New underground infrastructure construction is an important aspect for a developing municipal environment. Installing this new infrastructure using traditional trenching techniques, particularly open cut construction, can equate to high social costs. These social costs include noise pollution, traffic disruption, aesthetic factors, and negative public perception. The use of trenchless technologies can enable installation of pipelines and other conduits under these sensitive areas while providing minimal disruption in comparison to traditional trenching methods.
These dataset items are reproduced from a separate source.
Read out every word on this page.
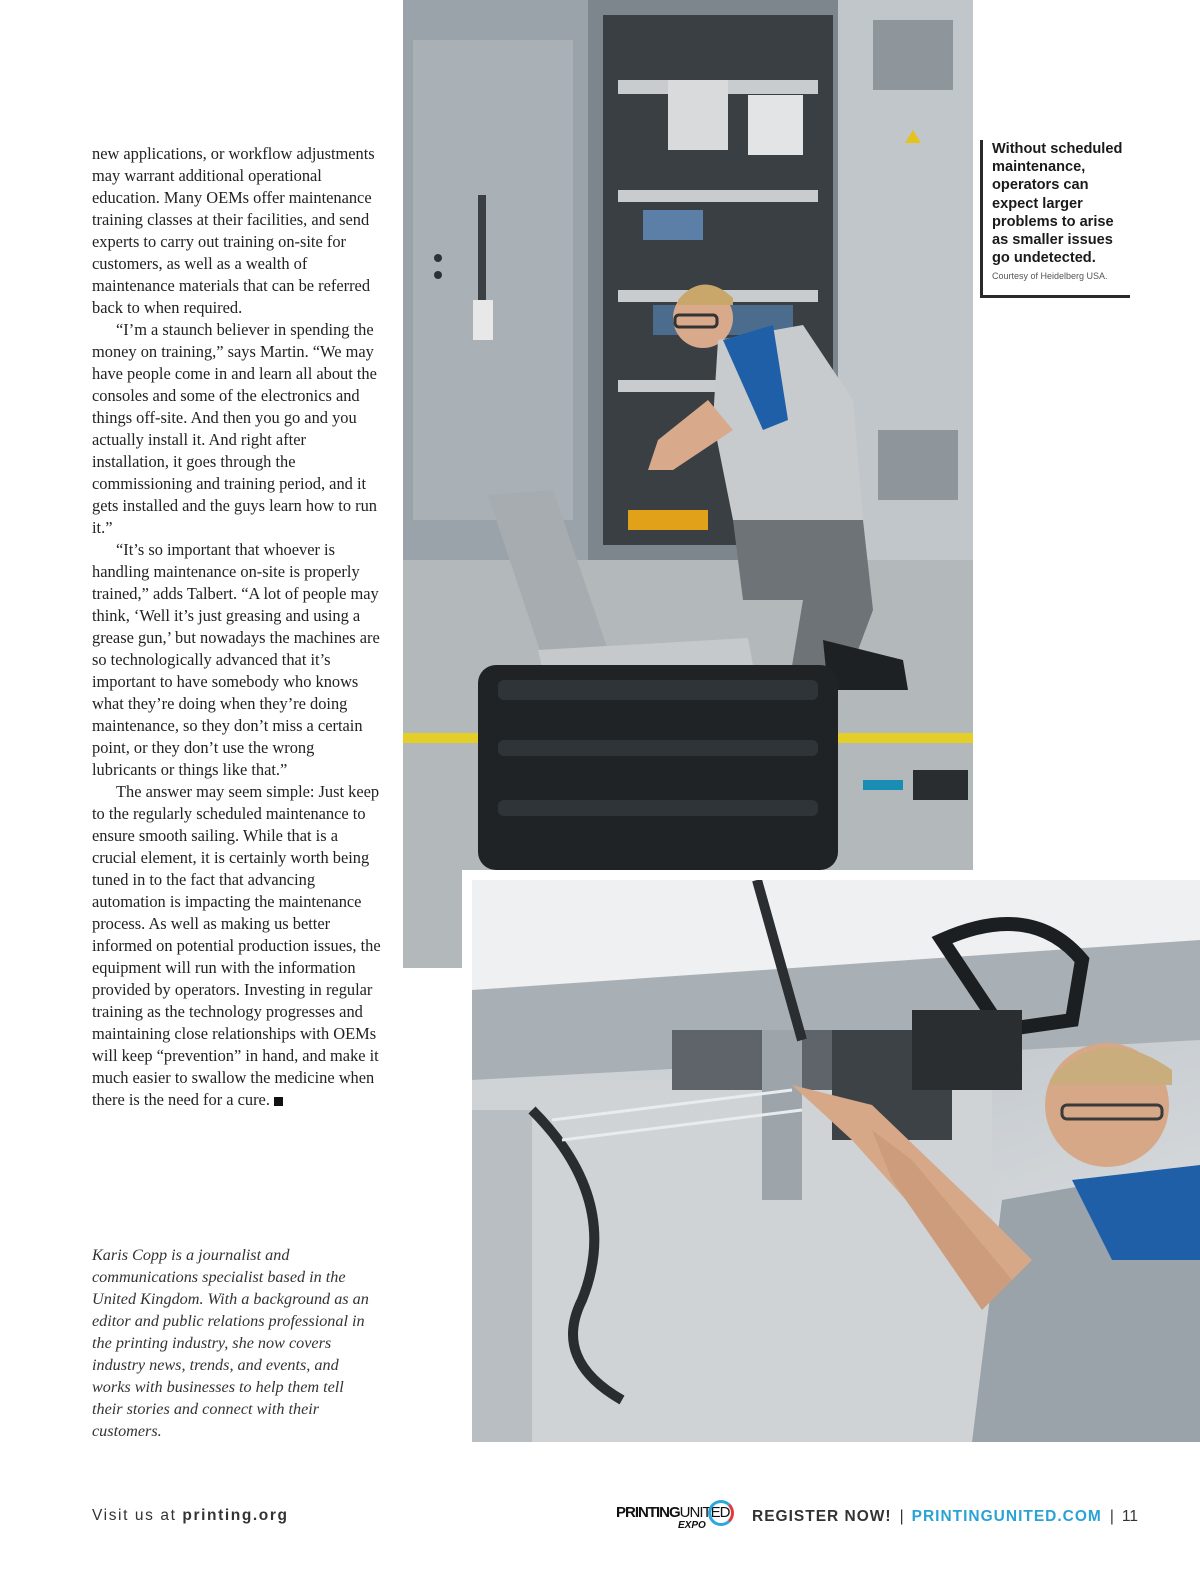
new applications, or workflow adjustments may warrant additional operational education. Many OEMs offer maintenance training classes at their facilities, and send experts to carry out training on-site for customers, as well as a wealth of maintenance materials that can be referred back to when required.

“I’m a staunch believer in spending the money on training,” says Martin. “We may have people come in and learn all about the consoles and some of the electronics and things off-site. And then you go and you actually install it. And right after installation, it goes through the commissioning and training period, and it gets installed and the guys learn how to run it.”

“It’s so important that whoever is handling maintenance on-site is properly trained,” adds Talbert. “A lot of people may think, ‘Well it’s just greasing and using a grease gun,’ but nowadays the machines are so technologically advanced that it’s important to have somebody who knows what they’re doing when they’re doing maintenance, so they don’t miss a certain point, or they don’t use the wrong lubricants or things like that.”

The answer may seem simple: Just keep to the regularly scheduled maintenance to ensure smooth sailing. While that is a crucial element, it is certainly worth being tuned in to the fact that advancing automation is impacting the maintenance process. As well as making us better informed on potential production issues, the equipment will run with the information provided by operators. Investing in regular training as the technology progresses and maintaining close relationships with OEMs will keep “prevention” in hand, and make it much easier to swallow the medicine when there is the need for a cure.

Karis Copp is a journalist and communications specialist based in the United Kingdom. With a background as an editor and public relations professional in the printing industry, she now covers industry news, trends, and events, and works with businesses to help them tell their stories and connect with their customers.

Without scheduled maintenance, operators can expect larger problems to arise as smaller issues go undetected.

Courtesy of Heidelberg USA.
Visit us at printing.org	PRINTINGUNITED
EXPO
REGISTER NOW! | PRINTINGUNITED.COM | 11
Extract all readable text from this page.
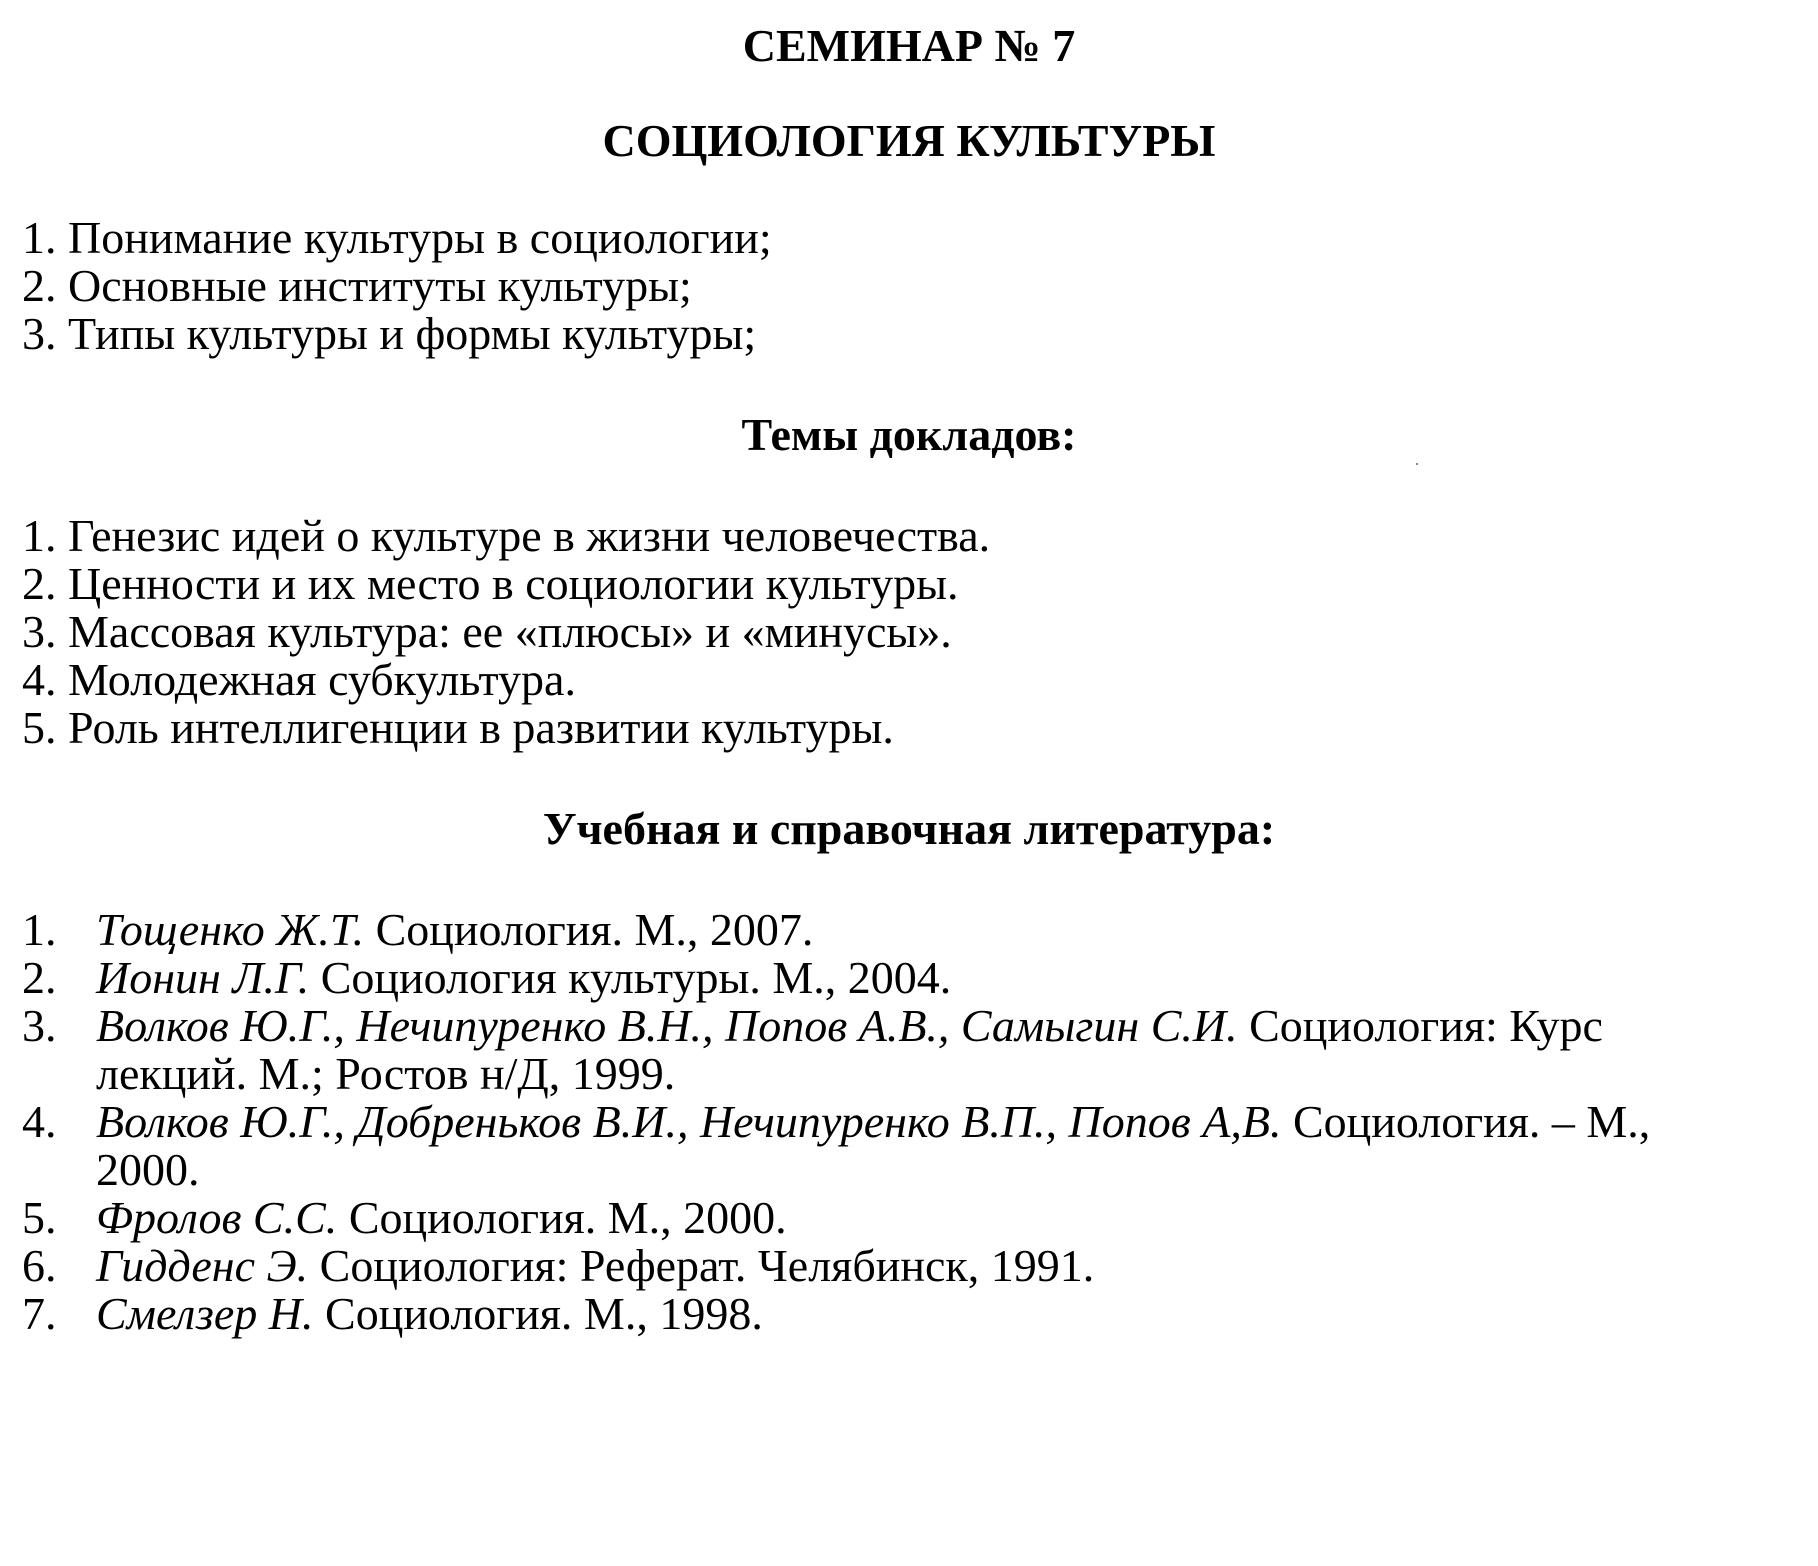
СЕМИНАР № 7
СОЦИОЛОГИЯ КУЛЬТУРЫ
1. Понимание культуры в социологии;
2. Основные институты культуры;
3. Типы культуры и формы культуры;
Темы докладов:
1. Генезис идей о культуре в жизни человечества.
2. Ценности и их место в социологии культуры.
3. Массовая культура: ее «плюсы» и «минусы».
4. Молодежная субкультура.
5. Роль интеллигенции в развитии культуры.
Учебная и справочная литература:
1. Тощенко Ж.Т. Социология. М., 2007.
2. Ионин Л.Г. Социология культуры. М., 2004.
3. Волков Ю.Г., Нечипуренко В.Н., Попов А.В., Самыгин С.И. Социология: Курс
лекций. М.; Ростов н/Д, 1999.
4. Волков Ю.Г., Добреньков В.И., Нечипуренко В.П., Попов А,В. Социология. – М.,
2000.
5. Фролов С.С. Социология. М., 2000.
6. Гидденс Э. Социология: Реферат. Челябинск, 1991.
7. Смелзер Н. Социология. М., 1998.
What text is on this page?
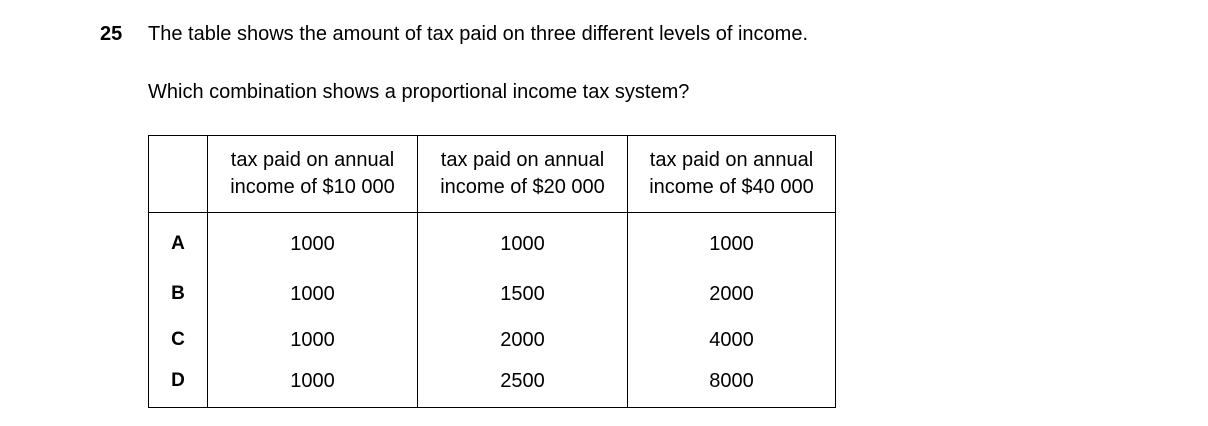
25 The table shows the amount of tax paid on three different levels of income.
Which combination shows a proportional income tax system?

	tax paid on annual
income of $10 000	tax paid on annual
income of $20 000	tax paid on annual
income of $40 000

A	1000	1000	1000
B	1000	1500	2000
C	1000	2000	4000
D	1000	2500	8000
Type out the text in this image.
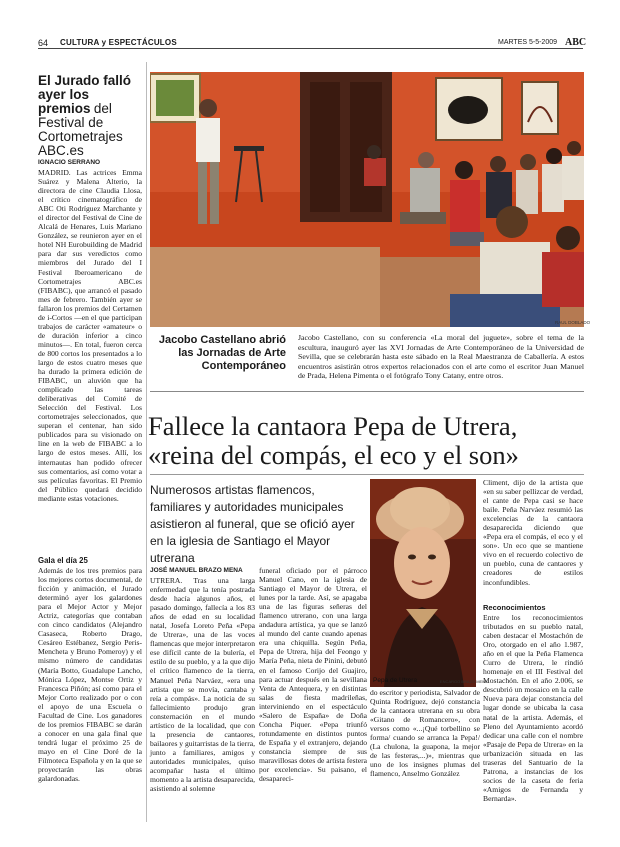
64 CULTURA y ESPECTÁCULOS	MARTES 5-5-2009 ABC
El Jurado falló ayer los premios del Festival de Cortometrajes ABC.es
IGNACIO SERRANO
MADRID. Las actrices Emma Suárez y Malena Alterio, la directora de cine Claudia Llosa, el crítico cinematográfico de ABC Oti Rodríguez Marchante y el director del Festival de Cine de Alcalá de Henares, Luis Mariano González, se reunieron ayer en el hotel NH Eurobuilding de Madrid para dar sus veredictos como miembros del Jurado del I Festival Iberoamericano de Cortometrajes ABC.es (FIBABC), que arrancó el pasado mes de febrero. También ayer se fallaron los premios del Certamen de i-Cortos —en el que participan trabajos de carácter «amateur» o de duración inferior a cinco minutos—. En total, fueron cerca de 800 cortos los presentados a lo largo de estos cuatro meses que ha durado la primera edición de FIBABC, un aluvión que ha complicado las tareas deliberativas del Comité de Selección del Festival. Los cortometrajes seleccionados, que superan el centenar, han sido publicados para su visionado on line en la web de FIBABC a lo largo de estos meses. Allí, los internautas han podido ofrecer sus comentarios, así como votar a sus películas favoritas. El Premio del Público quedará decidido mediante estas votaciones.
Gala el día 25
Además de los tres premios para los mejores cortos documental, de ficción y animación, el Jurado determinó ayer los galardones para el Mejor Actor y Mejor Actriz, categorías que contaban con cinco candidatos (Alejandro Casaseca, Roberto Drago, Cesáreo Estébanez, Sergio Peris-Mencheta y Bruno Pomeroy) y el mismo número de candidatas (María Botto, Guadalupe Lancho, Mónica López, Montse Ortiz y Francesca Piñón; así como para el Mejor Corto realizado por o con el apoyo de una Escuela o Facultad de Cine. Los ganadores de los premios FIBABC se darán a conocer en una gala final que tendrá lugar el próximo 25 de mayo en el Cine Doré de la Filmoteca Española y en la que se proyectarán las obras galardonadas.
RAUL DOBLADO
Jacobo Castellano abrió las Jornadas de Arte Contemporáneo
Jacobo Castellano, con su conferencia «La moral del juguete», sobre el tema de la escultura, inauguró ayer las XVI Jornadas de Arte Contemporáneo de la Universidad de Sevilla, que se celebrarán hasta este sábado en la Real Maestranza de Caballería. A estos encuentros asistirán otros expertos relacionados con el arte como el escritor Juan Manuel de Prada, Helena Pimenta o el fotógrafo Tony Catany, entre otros.
Fallece la cantaora Pepa de Utrera, «reina del compás, el eco y el son»
Numerosos artistas flamencos, familiares y autoridades municipales asistieron al funeral, que se ofició ayer en la iglesia de Santiago el Mayor utrerana
JOSÉ MANUEL BRAZO MENA
UTRERA. Tras una larga enfermedad que la tenía postrada desde hacía algunos años, el pasado domingo, fallecía a los 83 años de edad en su localidad natal, Josefa Loreto Peña «Pepa de Utrera», una de las voces flamencas que mejor interpretaron ese difícil cante de la bulería, el estilo de su pueblo, y a la que dijo el crítico flamenco de la tierra, Manuel Peña Narváez, «era una artista que se movía, cantaba y reía a compás». La noticia de su fallecimiento produjo gran consternación en el mundo artístico de la localidad, que con la presencia de cantaores, bailaores y guitarristas de la tierra, junto a familiares, amigos y autoridades municipales, quiso acompañar hasta el último momento a la artista desaparecida, asistiendo al solemne
funeral oficiado por el párroco Manuel Cano, en la iglesia de Santiago el Mayor de Utrera, el lunes por la tarde. Así, se apagaba una de las figuras señeras del flamenco utrerano, con una larga andadura artística, ya que se lanzó al mundo del cante cuando apenas era una chiquilla. Según Peña, Pepa de Utrera, hija del Feongo y María Peña, nieta de Pinini, debutó en el famoso Corijo del Guajiro, para actuar después en la sevillana Venta de Antequera, y en distintas salas de fiesta madrileñas, interviniendo en el espectáculo «Salero de España» de Doña Concha Piquer. «Pepa triunfó rotundamente en distintos puntos de España y el extranjero, dejando constancia siempre de sus maravillosas dotes de artista festera por excelencia». Su paisano, el desapareci-
Pepa de Utrera	ENCARGO BRAZO MENA
do escritor y periodista, Salvador de Quinta Rodríguez, dejó constancia de la cantaora utrerana en su obra «Gitano de Romancero», con versos como «...¡Qué torbellino se forma/ cuando se arranca la Pepa!/ (La chulona, la guapona, la mejor de las festeras,...)», mientras que uno de los insignes plumas del flamenco, Anselmo González
Climent, dijo de la artista que «en su saber pellizcar de verdad, el cante de Pepa casi se hace baile. Peña Narváez resumió las excelencias de la cantaora desaparecida diciendo que «Pepa era el compás, el eco y el son». Un eco que se mantiene vivo en el recuerdo colectivo de un pueblo, cuna de cantaores y creadores de estilos inconfundibles.
Reconocimientos
Entre los reconocimientos tributados en su pueblo natal, caben destacar el Mostachón de Oro, otorgado en el año 1.987, año en el que la Peña Flamenca Curro de Utrera, le rindió homenaje en el III Festival del Mostachón. En el año 2.006, se descubrió un mosaico en la calle Nueva para dejar constancia del lugar donde se ubicaba la casa natal de la artista. Además, el Pleno del Ayuntamiento acordó dedicar una calle con el nombre «Pasaje de Pepa de Utrera» en la urbanización situada en las traseras del Santuario de la Patrona, a instancias de los socios de la caseta de feria «Amigos de Fernanda y Bernarda».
Here are some benefits or directional drilling.
· Less Trenching
· Less Back Filling
· Less Sinking Trench Lines
· Less Reinstatement Cost
· Environmental Friendly
· No Digging Through Water Ways
· No Traffic Disruptions
· No Landscape Violation
Horizontal Directional Drilling (HDD) is a trenchless method of pipe installation. As a trenchless construction method, there are minimum, if any, excavation requirements to install pipe and conduit of varying size and depth. This technique allows for great design flexibility as installation paths, or borepaths, may be curved or straight, with the path changing direction and depth to avoid subsurface obstacles. The installation of pipe and conduit utilizing directional drilling is typically completed in a two-phase operation including the drilling of a pilot hole and its subsequent reaming to install the product pipe. Installation of conduit and pipe is conducted from the surface, and commences with the boring of a pilot bore along the path of installation. The pilot bore is launched from the surface at an angle between 8 and 20 degrees to the horizontal, and then gradually becomes horizontal when the required depth is reached. The bore can be steered and tracked from the surface using a walk over or wire line locator system to direct the bore to the exit location. Once the drill string reaches the surface at the exit location, a reamer is attached to the drill string and pulled back to the entry point. This process enlarges the borehole for the installation of the product line. To achieve the appropriate bore size it may be necessary to perform several reaming operations. Generally, all reams prior to the actual product installation are referred to as pre-reams, and the final ream to which the product pipe is attached is refereed to as the back ream. The product line is installed once the borehole is enlarged to a diameter that comfortably accommodates the pipe or conduit.